Es ist mir eine große Ehre, heute hier zu sein. Das Center for Reproductive Rights möchte seine Solidarität mit den Menschen und Organisationen in Deutschland zum Ausdruck bringen, die die Regierung dazu auffordern, sexuelle und reproduktive Rechte und Gerechtigkeit für alle zu garantieren.
Sexuelle und reproduktive Rechte sind grundlegende Menschenrechte. Die europäischen Regierungen müssen sicherstellen, dass jede*r diese Rechte uneingeschränkt ausüben kann. Wir wollen eine Welt schaffen, in der jeder Mensch frei entscheiden kann, ob und wann er Kinder bekommt, in der jede*r Zugang zu einer qualitativ hochwertigen reproduktiven Gesundheitsversorgung hat und in der jeder Mensch diese Entscheidungen frei von Stigmatisierung, Zwang oder Diskriminierung treffen kann.
In unserer Arbeit erleben wir täglich, welchen schweren Schaden Gesetze, die die Entscheidungsfindung in der Schwangerschaft einschränken, der Gesundheit und dem Leben der Menschen zufügen können. Gleichzeitig sind wir auch Zeug*innen, welche transformativen sozialen Auswirkungen fortschrittliche und liberalisierende Gesetze bereits gebracht haben.

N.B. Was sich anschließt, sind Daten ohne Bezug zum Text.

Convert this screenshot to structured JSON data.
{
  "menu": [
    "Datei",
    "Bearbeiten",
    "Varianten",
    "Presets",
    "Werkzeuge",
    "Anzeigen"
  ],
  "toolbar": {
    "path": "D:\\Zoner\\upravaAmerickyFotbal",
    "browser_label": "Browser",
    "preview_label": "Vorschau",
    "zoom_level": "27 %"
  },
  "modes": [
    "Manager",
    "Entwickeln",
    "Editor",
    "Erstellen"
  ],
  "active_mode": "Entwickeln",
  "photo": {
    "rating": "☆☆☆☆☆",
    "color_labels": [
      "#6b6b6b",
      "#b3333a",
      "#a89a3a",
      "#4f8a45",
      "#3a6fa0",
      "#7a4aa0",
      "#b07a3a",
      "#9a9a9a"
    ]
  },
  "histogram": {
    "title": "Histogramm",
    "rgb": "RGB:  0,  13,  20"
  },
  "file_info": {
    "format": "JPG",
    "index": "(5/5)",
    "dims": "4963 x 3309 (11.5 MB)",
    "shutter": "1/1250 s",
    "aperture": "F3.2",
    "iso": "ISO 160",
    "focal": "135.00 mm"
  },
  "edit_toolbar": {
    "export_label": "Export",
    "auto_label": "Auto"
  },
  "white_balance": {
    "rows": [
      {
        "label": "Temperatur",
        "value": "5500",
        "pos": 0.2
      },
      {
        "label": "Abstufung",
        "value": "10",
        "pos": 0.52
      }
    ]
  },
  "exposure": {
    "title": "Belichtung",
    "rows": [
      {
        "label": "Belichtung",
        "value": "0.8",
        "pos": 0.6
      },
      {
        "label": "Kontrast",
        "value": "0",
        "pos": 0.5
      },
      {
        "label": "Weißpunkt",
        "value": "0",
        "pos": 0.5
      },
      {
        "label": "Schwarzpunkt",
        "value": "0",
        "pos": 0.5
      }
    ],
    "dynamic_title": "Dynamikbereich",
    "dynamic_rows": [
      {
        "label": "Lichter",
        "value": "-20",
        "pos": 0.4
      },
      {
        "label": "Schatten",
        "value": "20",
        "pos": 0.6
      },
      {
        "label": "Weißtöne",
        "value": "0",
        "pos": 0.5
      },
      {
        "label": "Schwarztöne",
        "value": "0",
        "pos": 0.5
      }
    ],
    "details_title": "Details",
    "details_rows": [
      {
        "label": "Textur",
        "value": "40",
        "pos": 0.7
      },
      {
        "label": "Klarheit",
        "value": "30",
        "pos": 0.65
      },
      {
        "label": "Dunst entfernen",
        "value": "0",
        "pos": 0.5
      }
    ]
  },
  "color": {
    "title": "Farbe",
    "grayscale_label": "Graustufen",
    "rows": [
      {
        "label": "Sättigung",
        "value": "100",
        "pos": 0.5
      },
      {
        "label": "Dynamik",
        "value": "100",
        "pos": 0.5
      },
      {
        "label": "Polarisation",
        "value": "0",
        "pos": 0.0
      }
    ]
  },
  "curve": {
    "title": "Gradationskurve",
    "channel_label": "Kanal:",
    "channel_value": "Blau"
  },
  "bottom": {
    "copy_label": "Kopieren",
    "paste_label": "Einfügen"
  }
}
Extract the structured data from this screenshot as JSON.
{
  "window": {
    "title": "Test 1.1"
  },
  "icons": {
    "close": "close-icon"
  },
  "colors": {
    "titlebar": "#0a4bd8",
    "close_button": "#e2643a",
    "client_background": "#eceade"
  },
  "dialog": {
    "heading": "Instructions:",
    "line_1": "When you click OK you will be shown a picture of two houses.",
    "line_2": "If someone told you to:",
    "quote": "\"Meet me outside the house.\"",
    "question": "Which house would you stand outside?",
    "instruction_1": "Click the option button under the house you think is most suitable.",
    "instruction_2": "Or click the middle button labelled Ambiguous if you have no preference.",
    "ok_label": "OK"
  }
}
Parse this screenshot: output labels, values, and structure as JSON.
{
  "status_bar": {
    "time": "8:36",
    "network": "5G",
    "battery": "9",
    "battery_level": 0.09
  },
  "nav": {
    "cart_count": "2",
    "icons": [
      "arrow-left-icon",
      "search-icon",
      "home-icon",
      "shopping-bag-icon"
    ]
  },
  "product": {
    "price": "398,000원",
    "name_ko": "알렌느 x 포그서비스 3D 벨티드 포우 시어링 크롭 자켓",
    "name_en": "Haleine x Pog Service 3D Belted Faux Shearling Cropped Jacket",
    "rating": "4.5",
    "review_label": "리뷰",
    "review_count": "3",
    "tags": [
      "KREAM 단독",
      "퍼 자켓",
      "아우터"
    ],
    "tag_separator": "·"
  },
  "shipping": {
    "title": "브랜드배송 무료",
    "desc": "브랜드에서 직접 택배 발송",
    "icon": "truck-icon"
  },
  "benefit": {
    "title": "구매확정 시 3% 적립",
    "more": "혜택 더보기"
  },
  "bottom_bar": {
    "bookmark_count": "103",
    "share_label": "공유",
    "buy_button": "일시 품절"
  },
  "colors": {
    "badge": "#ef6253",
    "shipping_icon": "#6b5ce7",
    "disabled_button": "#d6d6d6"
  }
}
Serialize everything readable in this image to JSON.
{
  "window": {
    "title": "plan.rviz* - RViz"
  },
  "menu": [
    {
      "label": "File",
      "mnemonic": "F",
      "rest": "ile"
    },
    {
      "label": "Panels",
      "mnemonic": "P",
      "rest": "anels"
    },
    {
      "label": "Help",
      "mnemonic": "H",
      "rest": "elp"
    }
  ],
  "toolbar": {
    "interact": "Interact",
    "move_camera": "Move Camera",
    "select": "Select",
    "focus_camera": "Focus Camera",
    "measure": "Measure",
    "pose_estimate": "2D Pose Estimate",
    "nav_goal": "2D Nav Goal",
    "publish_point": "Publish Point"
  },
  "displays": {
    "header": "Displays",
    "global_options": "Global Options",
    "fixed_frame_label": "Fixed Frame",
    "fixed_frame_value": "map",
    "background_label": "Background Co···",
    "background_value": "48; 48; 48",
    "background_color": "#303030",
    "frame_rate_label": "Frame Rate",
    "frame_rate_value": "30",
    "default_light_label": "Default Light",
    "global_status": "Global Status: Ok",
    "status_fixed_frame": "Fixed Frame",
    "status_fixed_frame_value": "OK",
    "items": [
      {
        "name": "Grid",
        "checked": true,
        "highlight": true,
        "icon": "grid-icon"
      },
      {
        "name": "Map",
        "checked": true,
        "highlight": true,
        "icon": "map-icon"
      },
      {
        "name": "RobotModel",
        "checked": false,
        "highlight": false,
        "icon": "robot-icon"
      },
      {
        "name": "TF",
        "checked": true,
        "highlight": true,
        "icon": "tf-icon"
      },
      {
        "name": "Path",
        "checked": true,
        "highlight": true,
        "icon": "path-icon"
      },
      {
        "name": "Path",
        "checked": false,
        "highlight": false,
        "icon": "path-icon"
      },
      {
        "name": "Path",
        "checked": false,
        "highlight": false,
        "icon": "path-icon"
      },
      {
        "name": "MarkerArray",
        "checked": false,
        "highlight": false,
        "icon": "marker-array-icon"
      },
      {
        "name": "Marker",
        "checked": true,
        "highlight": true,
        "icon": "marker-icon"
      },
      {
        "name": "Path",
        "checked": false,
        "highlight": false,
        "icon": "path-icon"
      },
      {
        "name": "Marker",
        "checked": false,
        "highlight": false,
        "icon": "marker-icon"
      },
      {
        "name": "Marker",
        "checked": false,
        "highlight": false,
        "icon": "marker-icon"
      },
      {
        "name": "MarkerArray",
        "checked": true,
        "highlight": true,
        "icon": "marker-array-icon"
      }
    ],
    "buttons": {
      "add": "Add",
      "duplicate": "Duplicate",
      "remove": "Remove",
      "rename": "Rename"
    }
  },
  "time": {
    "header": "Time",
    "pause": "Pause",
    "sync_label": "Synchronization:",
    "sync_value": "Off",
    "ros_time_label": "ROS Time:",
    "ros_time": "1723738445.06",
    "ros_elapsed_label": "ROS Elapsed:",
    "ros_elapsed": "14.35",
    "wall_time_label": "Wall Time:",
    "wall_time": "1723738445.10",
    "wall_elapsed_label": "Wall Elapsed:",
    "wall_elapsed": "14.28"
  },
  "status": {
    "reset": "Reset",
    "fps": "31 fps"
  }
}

Seit mehr als 60 Jahren führt Europa den globalen Trend zur Liberalisierung der Abtreibungsgesetze an. Von 47 europäischen Ländern haben 41 eine Legalisierung von Schwangerschaftsabbrüchen durchgesetzt. Und dieser Trend zur Liberalisierung setzt sich fort. In den letzten zwei Jahren haben mehrere europäische Länder wichtige Liberalisierungsreformen beschlossen, die die sexuelle und reproduktive Autonomie und Selbstbestimmung der Menschen fördern.
Dazu gehört Belgien, das sein Abtreibungsgesetz im vergangenen Jahr reformiert hat: Es hat die entsprechende Regelung zum Schwangerschaftsabbruch aus seinem Strafgesetzbuch gestrichen und es hat für die Entkriminalisierung der Werbung beziehungsweise der öffentlichen Verbreitung von evidenzbasierten Informationen zu Schwangerschaftsabbrüchen gesorgt.
Anfang dieses Jahres ist Island dem Antrag gefolgt, Schwangerschaftsabbrüche bis zur 22. Schwangerschaftswoche zu legalisieren. Und Nordmazedonien hat die Verpflichtung einer dreitägigen Wartezeit vor einem Schwangerschaftsabbruch sowie einseitige Beratungspflichten aus seinem Gesetz gestrichen.
Gleichzeitig ist uns bewusst, dass Kräfte, die sich gegen sexuelle und reproduktive Rechte stellen, bestrebt sind, einen progressiven Wandel zu verhindern. Sie wollen uns zurückdrängen. Sie wollen die Uhr zurückdrehen und den Menschen die Möglichkeit nehmen, selbstständig Entscheidungen über ihre Schwangerschaft und über ihr Leben zu treffen.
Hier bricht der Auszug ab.